Phin doesn't confine himself to one car, however; he owns a 330 GTC Ferrari and a Porsche 912. Actor Nicolas Cage sold him a '63 Aston Martin DB5 like the one used in the James Bond movie Goldfinger.
Phin versed us on his great Mustang adventure. Like us, he went through the collector phase of the hobby. "I'd get them finished," he says, "but I never ended up driving them. So I decided to do one I could drive-one that is modern and comfortable."
Restomod-a term that begs for another name-is the first thought that comes to mind, until you look at the Boss 302. Phin continues his story:
"So that's what I did. It's got cold A/C, electric windows, remote door locks, coilover suspension, and rack-and-pinion steering, like they put on the Eleanor cars (from Gone in Sixty Seconds, now the GT500E by Shelby), from Total Control Products.
"It's as good as it gets, with a fuel-injected 5.0-liter, modern Mustang leather seats, and four-wheel disc brakes," says Phin, "although, arguably, discs on the front are good enough. But I put them all the way around. Money was not an issue-I wanted to do it right."
Phin's experience with Mustang restorations shows. He knows the issues common to vintage cars. We took a close look, and when we turned on the headlights, all the lenses looked bright, like an '03 factory Mustang. Ditto for the interior.
Plus, the car had a new look with the '02 paint. No original Boss was ever painted Mineral Gray.
Yet Phin kept the vintage body stock. He actually started with a rare G-code Boss 302. The Boss front fenders, as collectors recall, are radiused for larger tires, and the rims are stock-issue Magnum 500s. He didn't want the car to look modified on the outside.
"Everything about it is 1969, including the license plates," Phin says. "But everything functional is completely updated." We can imagine the trepidation with which a former restorer and a collector removed the exotic, canted-valve Boss 302 engine. It was replaced by a crate 5.0-liter with a mild cam for a vintage, throaty sound.

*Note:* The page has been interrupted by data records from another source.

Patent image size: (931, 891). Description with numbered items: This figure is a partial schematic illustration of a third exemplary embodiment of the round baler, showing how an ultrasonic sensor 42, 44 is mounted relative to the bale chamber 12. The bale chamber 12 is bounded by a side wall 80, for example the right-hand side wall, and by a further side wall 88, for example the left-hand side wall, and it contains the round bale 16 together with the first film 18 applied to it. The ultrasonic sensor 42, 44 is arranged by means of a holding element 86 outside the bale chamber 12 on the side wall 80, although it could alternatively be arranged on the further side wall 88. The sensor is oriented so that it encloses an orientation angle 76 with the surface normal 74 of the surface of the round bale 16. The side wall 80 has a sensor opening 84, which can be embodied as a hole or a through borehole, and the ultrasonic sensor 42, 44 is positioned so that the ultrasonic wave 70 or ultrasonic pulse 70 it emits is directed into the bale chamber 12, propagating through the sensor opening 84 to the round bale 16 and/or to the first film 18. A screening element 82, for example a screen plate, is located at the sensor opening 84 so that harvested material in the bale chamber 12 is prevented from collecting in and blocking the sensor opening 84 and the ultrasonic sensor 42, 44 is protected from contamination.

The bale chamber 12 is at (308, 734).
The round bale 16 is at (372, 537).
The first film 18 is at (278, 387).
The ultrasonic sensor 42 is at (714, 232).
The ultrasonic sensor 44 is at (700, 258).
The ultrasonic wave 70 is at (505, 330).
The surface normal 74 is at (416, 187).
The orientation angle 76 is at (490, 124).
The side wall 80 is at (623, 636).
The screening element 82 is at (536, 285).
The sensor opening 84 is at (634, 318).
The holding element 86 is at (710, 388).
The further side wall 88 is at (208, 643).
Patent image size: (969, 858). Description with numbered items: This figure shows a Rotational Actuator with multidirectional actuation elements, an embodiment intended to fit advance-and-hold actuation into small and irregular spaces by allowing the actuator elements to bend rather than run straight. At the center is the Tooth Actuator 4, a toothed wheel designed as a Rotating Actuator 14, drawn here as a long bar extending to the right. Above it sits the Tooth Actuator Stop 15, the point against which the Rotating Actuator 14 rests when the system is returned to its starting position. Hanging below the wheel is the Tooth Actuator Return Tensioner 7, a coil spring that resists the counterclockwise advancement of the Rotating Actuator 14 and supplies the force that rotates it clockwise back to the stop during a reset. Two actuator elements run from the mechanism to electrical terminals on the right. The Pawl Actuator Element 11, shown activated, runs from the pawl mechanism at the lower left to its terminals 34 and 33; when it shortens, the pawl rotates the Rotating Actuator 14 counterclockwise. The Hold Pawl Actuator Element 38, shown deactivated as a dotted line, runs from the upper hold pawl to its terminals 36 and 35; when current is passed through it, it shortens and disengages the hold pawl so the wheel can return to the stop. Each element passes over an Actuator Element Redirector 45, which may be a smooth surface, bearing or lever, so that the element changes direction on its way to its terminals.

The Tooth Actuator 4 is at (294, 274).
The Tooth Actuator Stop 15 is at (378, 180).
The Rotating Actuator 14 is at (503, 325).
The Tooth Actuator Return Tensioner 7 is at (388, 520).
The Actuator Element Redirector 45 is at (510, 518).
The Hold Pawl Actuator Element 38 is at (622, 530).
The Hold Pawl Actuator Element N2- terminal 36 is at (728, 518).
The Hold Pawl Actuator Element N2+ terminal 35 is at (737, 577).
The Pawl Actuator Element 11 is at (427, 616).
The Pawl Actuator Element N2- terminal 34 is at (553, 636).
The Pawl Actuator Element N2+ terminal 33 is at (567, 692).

Every Boss 302 was a four-speed. We noticed an automatic shifter inside. "The concept was to keep it completely driveable and comfortable," Phin tells us. "I didn't want to hold in a clutch. Believe me, I tore myself apart trying to decide how to do that. It would have been cheaper going with a five-speed, but, ultimately, I went with a five-speed overdrive automatic."
Pop the hood, and the warmed-over 5.0-liter stares back at you. There's plenty of room under there with the shock towers completely gone. The term restomod doesn't seem to fit. Phin believes his version of the Boss 302 is a step or two beyond a car that has been restored to look original, yet modified with modern performance and comfort.
He relates his '69 to the current crop of retro-styled muscle Mustangs like the Shaker-scooped Mach 1 and the anticipated '04 Boss. He knows his Boss can never go all the way to new technology, mainly because the chassis is so different. In the same way, the retro Mustangs can never go all the way to the vintage look.
"They designed the Boss 302 one time and they did it right," insists Phin. He started with the right stuff and went modern-all the way to Future Mod.